The New Zealand dollar rose to its highest in almost two weeks as investors unwound bets the greenback would advance amid uncertainty about when the Federal Reserve will begin tapering monetary stimulus.
The kiwi jumped to 80.17 US cents at 8am in Wellington, after earlier touching 80.46 cents, from 79.60 cents on Thursday. The trade-weighted index increased to 75.27 from 74.90.
The US dollar index, which measures the greenback against a basket of currencies, fell to its lowest in almost two months amid uncertainty about when the Fed will start to pull back its $US85 billion ($NZ107 billion) a month bond buying programme, which has debased the US dollar.

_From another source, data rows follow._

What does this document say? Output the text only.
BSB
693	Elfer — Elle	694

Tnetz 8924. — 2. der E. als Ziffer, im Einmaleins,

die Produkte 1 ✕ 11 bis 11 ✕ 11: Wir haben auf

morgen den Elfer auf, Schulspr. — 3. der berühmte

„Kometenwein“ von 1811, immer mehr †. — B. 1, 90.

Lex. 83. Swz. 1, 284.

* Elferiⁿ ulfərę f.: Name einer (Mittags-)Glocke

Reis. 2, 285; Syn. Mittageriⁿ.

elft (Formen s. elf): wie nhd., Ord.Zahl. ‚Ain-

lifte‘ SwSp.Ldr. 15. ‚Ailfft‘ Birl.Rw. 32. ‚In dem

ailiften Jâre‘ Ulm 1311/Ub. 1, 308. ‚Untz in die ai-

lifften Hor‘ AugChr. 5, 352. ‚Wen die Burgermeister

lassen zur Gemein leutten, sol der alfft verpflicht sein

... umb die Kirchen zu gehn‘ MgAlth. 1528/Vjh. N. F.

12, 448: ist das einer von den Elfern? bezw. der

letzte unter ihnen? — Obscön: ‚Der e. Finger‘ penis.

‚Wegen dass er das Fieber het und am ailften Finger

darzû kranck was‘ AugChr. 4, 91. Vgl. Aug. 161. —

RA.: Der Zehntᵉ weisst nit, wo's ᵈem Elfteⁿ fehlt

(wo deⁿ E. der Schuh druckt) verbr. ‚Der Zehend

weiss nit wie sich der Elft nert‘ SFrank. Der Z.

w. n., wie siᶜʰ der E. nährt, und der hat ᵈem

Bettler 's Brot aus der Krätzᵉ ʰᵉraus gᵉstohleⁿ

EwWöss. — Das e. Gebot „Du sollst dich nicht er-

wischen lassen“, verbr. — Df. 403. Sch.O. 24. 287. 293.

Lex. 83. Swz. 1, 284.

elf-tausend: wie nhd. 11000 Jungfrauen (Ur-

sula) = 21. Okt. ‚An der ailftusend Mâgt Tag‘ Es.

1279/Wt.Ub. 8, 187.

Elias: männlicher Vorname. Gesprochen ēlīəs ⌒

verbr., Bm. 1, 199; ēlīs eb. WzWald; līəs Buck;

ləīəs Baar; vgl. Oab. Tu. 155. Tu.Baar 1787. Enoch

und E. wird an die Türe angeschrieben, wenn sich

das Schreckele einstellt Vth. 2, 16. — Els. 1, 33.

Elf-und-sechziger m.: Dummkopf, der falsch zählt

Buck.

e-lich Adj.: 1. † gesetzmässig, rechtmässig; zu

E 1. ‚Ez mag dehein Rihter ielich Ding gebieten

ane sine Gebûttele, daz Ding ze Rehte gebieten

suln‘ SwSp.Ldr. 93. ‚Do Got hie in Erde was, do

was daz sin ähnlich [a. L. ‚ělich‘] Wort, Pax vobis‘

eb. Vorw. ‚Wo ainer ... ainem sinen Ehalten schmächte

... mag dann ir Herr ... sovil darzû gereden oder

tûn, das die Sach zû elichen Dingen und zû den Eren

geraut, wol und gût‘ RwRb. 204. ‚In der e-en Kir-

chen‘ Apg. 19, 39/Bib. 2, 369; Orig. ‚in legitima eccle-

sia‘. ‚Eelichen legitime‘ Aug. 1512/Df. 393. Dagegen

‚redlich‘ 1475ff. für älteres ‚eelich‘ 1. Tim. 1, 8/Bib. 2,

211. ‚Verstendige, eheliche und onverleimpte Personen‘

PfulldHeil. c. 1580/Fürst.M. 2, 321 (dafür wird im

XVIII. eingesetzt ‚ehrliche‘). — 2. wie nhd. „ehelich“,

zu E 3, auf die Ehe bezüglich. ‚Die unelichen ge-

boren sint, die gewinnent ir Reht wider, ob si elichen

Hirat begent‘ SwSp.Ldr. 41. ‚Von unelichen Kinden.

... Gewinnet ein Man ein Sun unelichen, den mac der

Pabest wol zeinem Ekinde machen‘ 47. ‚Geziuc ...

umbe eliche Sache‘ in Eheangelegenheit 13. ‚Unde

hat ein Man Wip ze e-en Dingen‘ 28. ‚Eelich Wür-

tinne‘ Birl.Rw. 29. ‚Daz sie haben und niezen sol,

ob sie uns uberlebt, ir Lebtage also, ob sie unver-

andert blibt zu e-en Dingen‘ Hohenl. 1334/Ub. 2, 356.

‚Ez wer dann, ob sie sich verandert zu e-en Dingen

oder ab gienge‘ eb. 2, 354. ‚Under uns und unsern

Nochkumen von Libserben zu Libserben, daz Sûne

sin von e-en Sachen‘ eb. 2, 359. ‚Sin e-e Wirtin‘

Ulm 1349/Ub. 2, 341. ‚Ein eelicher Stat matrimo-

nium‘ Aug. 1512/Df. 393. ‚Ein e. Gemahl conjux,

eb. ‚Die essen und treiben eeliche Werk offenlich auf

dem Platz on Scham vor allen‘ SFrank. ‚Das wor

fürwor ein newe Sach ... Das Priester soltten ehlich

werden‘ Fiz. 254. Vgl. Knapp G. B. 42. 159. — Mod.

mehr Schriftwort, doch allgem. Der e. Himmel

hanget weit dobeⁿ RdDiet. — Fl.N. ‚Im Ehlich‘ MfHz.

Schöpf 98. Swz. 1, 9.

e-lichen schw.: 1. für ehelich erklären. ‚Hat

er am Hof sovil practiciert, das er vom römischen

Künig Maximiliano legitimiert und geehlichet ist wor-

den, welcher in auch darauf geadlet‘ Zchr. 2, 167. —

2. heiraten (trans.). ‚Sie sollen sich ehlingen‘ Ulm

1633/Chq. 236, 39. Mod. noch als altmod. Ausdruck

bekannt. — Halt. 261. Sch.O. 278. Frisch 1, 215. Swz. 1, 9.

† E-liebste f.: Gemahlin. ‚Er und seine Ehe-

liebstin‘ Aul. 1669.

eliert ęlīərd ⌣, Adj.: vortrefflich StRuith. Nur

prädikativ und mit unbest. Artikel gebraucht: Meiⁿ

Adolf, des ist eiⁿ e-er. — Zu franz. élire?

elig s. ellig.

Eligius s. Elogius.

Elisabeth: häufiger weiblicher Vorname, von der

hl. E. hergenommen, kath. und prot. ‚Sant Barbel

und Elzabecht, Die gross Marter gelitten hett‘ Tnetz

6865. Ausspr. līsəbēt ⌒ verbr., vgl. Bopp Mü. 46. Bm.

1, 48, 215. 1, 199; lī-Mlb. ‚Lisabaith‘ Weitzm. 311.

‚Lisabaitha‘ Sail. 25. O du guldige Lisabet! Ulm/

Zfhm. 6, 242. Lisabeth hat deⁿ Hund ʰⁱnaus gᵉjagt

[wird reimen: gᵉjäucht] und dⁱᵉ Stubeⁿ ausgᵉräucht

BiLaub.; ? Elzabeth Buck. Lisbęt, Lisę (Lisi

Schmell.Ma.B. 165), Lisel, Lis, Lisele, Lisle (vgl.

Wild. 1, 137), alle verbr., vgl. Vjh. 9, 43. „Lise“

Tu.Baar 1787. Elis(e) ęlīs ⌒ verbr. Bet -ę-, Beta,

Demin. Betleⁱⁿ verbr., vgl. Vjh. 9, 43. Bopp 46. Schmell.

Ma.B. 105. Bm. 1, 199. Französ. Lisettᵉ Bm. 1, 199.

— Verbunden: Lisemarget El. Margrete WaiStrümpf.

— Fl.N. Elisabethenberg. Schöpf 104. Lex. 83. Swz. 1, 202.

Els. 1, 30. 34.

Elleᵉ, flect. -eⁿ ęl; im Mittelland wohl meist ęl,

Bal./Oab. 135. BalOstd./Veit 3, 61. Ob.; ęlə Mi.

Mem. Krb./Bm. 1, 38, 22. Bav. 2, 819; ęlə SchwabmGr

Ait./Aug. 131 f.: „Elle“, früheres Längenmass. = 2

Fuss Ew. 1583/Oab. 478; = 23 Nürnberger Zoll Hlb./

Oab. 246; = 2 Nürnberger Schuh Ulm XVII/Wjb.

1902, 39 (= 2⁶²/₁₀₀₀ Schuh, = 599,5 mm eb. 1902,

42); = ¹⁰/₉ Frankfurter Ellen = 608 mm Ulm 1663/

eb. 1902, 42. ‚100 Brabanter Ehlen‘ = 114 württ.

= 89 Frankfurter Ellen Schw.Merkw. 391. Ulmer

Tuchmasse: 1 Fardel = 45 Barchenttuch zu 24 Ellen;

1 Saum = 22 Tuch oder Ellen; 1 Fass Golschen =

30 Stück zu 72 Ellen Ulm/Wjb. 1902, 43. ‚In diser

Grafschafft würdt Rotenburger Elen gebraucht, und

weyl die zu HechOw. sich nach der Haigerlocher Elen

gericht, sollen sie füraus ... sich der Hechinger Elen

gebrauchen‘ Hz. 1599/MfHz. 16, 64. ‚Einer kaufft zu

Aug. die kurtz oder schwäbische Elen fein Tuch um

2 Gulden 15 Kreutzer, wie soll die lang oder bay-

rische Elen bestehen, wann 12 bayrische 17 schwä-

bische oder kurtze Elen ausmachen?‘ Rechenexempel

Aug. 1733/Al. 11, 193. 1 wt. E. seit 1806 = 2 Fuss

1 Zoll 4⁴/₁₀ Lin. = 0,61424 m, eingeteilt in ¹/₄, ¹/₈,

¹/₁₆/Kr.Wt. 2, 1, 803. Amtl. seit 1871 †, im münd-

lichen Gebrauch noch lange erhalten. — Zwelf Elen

Investors received little guidance in last month's statement from the Fed and are awaiting the next Federal Reserve Open Market Committee decision to follow a two day meeting in September.
"The Fed has given very little guidance on if they are going to taper or not taper and there is a big time window before the next FOMC," said Martin Rudings, senior advisor at OM Financial.
A report from the US overnight that initial jobless claims fell over the past month to the lowest in five years supported sentiment for tapering to start in September, Mr Rudings said.
The New Zealand dollar edged up to 87.97 Australian cents at 8am in Wellington, from 87.68 cents ahead of Australia's release of its Statement of Monetary Policy.
Traders will be eyeing the central bank's economic forecasts for signs of whether it is likely to cut the benchmark rate further following a quarter point reduction to 2.5 per cent on Tuesday.
"You have got to suspect that will be dovish," said Mr Rudings.
In New Zealand retail card spending figures for July are released.
The local currency advanced to 77.53 yen from 76.92 yen, gained to 59.89 euro cents from 59.66 cents and it rose to 51.58 British pence from 51.36 pence.